Rod Liddle Rod Liddle

Smoking in cars is banned. The state’s next stop is your living room

How the hell do we keep the kids quiet in the car now that we can’t subdue them with tobacco smoke? I suppose we’ll have to resort to slipping a tranquiliser into their in-car snacks, somehow.

Parliament has now voted to make it illegal to smoke in a car when there are children in the back. Or the front, I suppose. I don’t know anyone who does this anyway, frankly. The British Lung Foundation, a pressure group which campaigns for equal rights for all lungs, regardless of colour, creed or gender, has stated that 430,000 children aged between 11-15 are subjected to cigarette smoke in cars every week.

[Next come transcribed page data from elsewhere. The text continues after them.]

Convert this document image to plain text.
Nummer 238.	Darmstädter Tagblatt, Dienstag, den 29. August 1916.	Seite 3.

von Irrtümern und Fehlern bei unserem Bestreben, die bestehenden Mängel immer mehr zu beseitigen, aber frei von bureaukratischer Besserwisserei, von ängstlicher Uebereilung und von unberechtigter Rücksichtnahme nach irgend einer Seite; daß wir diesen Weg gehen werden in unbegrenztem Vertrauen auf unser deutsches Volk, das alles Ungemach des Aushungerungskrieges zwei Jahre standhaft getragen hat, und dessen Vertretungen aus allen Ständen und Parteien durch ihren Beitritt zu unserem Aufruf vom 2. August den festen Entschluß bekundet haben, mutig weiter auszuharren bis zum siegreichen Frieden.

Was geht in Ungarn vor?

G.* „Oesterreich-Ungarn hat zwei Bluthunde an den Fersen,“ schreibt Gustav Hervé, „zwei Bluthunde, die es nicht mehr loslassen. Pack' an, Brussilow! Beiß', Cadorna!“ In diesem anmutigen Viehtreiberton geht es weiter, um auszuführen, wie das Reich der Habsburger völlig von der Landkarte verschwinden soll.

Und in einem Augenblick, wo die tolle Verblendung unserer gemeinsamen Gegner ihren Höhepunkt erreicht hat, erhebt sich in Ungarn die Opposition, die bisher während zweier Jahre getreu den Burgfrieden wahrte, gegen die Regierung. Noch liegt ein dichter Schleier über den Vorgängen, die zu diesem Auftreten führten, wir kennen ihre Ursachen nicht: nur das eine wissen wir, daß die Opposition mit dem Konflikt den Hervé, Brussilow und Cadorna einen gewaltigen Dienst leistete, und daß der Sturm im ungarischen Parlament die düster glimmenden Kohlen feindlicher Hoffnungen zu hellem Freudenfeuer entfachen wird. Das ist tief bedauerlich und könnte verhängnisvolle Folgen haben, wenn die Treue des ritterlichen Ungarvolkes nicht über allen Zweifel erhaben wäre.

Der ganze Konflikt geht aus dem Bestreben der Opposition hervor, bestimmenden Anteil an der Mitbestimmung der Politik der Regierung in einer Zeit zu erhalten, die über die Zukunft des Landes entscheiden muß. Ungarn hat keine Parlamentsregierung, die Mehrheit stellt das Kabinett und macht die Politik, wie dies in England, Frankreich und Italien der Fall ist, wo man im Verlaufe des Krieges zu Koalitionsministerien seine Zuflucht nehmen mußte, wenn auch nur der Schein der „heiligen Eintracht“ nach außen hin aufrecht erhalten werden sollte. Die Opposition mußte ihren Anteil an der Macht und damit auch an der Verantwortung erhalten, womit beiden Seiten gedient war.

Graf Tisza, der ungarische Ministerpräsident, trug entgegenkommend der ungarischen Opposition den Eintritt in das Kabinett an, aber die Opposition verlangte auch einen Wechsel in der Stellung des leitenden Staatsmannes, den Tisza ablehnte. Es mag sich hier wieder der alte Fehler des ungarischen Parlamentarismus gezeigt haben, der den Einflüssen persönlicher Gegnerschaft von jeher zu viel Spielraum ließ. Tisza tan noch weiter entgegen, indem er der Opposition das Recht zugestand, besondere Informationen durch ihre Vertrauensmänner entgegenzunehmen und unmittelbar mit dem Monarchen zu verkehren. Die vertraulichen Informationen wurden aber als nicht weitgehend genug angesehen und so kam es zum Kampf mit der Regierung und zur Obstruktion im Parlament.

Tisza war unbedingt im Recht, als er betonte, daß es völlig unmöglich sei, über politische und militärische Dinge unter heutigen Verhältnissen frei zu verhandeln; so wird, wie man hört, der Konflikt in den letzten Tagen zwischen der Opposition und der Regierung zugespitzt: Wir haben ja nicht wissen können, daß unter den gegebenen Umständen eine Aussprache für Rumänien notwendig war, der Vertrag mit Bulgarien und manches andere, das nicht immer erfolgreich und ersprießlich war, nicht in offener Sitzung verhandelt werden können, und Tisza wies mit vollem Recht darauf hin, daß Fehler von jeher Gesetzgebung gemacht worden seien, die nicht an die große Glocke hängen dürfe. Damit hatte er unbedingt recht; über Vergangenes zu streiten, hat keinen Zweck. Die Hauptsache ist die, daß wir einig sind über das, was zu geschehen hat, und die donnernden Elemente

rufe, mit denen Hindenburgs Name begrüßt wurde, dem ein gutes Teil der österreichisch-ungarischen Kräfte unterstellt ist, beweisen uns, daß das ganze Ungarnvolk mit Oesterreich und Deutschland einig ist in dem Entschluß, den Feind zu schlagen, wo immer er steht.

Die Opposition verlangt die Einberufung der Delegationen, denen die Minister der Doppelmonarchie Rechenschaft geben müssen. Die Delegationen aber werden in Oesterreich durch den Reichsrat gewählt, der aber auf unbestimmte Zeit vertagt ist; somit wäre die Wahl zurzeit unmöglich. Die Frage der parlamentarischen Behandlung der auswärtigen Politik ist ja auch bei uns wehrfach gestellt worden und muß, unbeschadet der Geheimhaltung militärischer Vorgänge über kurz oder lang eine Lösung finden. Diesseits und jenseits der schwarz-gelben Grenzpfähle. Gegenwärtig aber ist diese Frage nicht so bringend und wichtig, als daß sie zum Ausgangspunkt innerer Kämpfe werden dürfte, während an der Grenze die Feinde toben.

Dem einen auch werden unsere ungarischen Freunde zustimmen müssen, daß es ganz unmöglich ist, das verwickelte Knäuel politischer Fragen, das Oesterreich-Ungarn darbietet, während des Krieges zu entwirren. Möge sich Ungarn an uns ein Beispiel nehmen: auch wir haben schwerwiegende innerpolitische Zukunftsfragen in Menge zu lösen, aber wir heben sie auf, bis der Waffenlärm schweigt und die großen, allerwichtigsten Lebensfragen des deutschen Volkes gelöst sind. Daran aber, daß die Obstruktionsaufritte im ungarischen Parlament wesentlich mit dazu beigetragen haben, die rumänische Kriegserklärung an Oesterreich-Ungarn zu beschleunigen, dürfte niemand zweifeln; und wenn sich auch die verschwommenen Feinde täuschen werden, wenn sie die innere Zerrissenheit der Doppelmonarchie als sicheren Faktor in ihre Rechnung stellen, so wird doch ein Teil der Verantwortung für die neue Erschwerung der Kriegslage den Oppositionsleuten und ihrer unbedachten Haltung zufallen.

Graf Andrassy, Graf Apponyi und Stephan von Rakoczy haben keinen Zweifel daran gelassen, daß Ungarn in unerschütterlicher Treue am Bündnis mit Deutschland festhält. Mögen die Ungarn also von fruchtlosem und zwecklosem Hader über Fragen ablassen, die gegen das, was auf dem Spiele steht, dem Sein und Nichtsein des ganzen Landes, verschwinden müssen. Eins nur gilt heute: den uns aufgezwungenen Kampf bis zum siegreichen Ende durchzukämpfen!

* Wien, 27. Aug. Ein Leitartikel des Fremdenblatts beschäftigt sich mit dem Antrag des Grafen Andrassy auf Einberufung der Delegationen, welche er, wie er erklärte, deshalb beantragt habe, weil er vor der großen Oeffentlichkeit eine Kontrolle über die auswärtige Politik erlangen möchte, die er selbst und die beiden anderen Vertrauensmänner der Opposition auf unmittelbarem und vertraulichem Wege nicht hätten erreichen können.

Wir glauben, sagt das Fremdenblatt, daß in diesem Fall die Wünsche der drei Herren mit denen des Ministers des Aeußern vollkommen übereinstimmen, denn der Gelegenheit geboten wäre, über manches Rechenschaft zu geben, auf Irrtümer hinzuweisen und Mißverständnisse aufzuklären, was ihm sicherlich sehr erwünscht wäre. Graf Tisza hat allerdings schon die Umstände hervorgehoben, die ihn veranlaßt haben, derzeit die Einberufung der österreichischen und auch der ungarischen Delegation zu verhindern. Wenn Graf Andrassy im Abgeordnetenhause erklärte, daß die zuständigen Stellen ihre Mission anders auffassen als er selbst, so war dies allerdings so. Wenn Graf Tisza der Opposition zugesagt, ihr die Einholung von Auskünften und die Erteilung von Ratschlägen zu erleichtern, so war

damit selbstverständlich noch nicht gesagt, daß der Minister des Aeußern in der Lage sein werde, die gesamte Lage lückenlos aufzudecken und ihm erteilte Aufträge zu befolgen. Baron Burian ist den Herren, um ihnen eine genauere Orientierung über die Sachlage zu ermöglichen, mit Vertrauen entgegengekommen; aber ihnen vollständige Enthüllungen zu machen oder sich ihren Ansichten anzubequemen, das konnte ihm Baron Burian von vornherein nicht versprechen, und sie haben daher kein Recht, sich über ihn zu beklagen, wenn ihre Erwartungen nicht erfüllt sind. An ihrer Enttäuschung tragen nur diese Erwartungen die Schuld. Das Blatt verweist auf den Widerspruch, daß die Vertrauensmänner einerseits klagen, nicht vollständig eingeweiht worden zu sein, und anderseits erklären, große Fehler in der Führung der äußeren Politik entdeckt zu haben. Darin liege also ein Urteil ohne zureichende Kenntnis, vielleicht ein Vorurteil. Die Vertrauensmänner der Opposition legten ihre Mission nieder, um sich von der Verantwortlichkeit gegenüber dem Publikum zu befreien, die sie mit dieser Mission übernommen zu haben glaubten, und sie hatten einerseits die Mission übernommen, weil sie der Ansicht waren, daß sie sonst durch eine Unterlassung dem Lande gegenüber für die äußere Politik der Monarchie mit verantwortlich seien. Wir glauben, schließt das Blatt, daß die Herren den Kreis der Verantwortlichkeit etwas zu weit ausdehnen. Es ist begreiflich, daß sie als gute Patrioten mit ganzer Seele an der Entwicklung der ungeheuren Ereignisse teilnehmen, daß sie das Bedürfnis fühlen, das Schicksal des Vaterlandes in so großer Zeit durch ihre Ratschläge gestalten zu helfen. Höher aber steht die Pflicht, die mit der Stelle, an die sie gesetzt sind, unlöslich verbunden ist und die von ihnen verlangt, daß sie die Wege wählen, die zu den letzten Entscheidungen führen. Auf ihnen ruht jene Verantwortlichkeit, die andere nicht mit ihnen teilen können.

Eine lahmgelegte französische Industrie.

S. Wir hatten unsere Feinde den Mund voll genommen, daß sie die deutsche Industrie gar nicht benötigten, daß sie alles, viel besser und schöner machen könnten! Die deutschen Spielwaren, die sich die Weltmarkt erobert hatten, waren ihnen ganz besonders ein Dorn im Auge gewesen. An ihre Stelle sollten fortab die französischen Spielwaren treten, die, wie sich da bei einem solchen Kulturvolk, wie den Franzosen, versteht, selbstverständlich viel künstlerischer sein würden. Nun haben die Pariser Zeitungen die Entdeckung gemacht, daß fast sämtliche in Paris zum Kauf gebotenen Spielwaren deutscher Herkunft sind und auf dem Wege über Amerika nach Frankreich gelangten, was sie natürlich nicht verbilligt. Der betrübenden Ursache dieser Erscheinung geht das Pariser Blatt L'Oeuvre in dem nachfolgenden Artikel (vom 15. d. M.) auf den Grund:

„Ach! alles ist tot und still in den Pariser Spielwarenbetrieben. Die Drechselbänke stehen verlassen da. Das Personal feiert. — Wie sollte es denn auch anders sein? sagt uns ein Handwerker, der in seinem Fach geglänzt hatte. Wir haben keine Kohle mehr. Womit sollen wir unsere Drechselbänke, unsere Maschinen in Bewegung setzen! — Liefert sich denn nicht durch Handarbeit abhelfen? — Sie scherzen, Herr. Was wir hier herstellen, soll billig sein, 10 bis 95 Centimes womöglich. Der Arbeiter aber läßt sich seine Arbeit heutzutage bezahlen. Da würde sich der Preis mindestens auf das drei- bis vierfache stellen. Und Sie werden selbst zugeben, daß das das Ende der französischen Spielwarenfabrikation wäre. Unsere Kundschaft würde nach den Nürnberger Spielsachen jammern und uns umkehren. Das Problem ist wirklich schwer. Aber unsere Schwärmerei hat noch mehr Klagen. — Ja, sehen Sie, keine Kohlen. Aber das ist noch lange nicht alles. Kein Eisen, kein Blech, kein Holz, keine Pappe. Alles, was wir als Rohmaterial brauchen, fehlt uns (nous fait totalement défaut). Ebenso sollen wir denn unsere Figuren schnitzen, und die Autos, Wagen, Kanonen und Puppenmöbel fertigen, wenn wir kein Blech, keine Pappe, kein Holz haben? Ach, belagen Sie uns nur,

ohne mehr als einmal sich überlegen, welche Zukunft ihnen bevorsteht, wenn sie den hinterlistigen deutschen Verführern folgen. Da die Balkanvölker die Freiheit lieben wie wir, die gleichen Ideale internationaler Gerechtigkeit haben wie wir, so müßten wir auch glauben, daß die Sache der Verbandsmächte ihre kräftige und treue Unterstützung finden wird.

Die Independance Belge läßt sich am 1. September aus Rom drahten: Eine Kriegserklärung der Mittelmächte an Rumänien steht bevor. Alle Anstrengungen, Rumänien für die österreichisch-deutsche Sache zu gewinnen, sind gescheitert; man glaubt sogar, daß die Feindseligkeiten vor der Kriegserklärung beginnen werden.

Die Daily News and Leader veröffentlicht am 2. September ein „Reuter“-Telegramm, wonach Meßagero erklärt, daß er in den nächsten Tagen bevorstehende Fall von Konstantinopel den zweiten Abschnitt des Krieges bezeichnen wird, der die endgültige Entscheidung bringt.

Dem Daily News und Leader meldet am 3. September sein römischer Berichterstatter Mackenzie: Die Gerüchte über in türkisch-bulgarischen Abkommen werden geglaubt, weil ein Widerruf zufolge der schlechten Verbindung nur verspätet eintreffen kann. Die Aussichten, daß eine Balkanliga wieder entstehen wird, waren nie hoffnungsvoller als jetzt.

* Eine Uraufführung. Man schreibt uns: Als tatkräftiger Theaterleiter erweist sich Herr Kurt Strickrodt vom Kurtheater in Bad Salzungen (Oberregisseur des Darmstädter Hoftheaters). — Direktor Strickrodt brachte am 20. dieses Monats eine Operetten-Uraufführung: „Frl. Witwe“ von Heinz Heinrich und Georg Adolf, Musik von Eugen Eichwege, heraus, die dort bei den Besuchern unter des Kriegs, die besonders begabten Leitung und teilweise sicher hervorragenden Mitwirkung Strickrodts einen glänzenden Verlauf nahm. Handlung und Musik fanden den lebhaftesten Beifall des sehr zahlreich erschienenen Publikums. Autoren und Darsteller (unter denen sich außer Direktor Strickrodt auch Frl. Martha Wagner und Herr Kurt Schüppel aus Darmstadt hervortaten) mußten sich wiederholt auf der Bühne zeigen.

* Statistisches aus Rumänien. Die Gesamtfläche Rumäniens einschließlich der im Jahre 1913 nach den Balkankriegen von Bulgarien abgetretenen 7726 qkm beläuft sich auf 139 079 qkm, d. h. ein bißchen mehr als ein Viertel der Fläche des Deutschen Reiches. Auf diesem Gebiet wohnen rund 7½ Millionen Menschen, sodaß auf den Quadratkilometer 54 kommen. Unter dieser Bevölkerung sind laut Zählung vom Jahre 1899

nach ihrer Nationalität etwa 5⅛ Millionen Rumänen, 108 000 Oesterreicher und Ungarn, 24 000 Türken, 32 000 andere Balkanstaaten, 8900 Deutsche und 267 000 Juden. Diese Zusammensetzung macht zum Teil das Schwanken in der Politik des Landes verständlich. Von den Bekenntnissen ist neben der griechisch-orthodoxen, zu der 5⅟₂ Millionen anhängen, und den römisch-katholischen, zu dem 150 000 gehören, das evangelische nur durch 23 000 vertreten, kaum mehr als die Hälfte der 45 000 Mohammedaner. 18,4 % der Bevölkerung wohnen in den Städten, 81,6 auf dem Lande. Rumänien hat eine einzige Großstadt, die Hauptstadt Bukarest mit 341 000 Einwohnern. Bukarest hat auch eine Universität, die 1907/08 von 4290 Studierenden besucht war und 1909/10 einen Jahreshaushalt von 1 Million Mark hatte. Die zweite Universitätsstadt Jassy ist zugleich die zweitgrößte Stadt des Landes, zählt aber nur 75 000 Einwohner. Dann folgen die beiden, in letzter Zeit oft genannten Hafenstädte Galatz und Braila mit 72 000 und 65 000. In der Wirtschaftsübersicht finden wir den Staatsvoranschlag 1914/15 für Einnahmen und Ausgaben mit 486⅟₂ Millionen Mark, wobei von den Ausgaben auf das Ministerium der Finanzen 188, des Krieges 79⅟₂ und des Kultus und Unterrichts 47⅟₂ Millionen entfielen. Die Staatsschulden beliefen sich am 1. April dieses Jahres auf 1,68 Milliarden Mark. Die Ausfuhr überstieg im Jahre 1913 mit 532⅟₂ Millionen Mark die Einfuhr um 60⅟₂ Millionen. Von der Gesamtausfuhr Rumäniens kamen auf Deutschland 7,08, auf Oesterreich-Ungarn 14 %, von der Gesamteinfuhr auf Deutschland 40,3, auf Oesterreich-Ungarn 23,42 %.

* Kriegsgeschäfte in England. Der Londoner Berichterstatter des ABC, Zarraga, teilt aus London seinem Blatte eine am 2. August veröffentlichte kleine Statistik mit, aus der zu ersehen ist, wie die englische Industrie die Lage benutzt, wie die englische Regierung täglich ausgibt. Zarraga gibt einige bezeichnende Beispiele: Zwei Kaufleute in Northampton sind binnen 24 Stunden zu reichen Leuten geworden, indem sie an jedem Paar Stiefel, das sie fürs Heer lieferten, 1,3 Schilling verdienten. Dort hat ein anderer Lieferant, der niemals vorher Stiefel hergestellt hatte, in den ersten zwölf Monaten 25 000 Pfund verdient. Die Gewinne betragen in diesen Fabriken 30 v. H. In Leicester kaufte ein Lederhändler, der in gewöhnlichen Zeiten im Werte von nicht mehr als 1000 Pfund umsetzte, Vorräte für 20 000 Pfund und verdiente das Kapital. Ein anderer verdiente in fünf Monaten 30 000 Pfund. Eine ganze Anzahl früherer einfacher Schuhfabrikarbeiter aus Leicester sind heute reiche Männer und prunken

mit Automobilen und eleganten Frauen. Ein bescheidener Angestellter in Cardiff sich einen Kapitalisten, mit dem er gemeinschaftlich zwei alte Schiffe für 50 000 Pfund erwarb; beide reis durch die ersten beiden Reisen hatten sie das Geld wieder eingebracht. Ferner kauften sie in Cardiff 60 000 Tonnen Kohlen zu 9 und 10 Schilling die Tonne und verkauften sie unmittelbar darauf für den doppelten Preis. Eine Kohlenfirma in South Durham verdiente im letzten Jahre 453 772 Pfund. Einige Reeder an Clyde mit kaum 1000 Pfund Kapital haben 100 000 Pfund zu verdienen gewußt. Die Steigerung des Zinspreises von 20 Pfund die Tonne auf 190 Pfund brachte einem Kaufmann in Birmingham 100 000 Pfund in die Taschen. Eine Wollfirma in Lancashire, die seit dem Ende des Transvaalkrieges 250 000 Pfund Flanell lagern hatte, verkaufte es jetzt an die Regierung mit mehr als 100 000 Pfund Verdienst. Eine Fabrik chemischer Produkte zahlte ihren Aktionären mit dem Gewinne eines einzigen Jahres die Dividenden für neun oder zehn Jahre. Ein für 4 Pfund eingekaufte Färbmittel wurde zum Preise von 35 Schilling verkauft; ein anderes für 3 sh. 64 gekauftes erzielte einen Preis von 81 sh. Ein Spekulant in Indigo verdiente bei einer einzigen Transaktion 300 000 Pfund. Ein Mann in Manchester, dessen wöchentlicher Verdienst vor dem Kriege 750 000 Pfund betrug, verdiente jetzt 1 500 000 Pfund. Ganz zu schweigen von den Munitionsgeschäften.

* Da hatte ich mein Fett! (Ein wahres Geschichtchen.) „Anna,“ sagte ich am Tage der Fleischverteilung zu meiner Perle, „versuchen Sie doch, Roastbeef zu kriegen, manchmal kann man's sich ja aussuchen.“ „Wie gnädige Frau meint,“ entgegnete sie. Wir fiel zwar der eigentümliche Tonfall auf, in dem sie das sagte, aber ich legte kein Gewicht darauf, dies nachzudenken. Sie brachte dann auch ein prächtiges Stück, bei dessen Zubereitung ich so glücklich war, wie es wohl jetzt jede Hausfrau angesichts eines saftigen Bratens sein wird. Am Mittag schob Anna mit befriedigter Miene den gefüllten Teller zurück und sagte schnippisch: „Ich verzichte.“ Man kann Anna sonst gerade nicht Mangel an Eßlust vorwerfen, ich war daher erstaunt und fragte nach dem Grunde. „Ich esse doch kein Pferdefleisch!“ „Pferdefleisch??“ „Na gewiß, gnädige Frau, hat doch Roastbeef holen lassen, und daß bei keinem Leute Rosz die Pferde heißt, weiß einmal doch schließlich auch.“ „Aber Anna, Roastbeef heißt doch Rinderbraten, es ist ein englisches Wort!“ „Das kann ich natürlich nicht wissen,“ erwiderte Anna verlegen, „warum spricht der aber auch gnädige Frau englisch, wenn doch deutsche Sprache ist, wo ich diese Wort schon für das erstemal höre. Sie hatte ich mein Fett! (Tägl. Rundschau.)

Where did they get that figure from? I have not seen the slightest evidence to suggest that it is true. Some paediatrician on the radio said that smoking in cars increased the risk of viral meningitis. No it doesn’t. That is an absurd statement. I used to feel sympathy for paediatricians when enraged members of our untermensch beat them up or set them on fire, believing that they fiddled with kiddies. Now I’m not so sure.

This is the intrusion of the state into the home. And it will be your houses next. And once they’ve stopped you smoking at home, they’ll start on your diet and your drinking. There are no limits.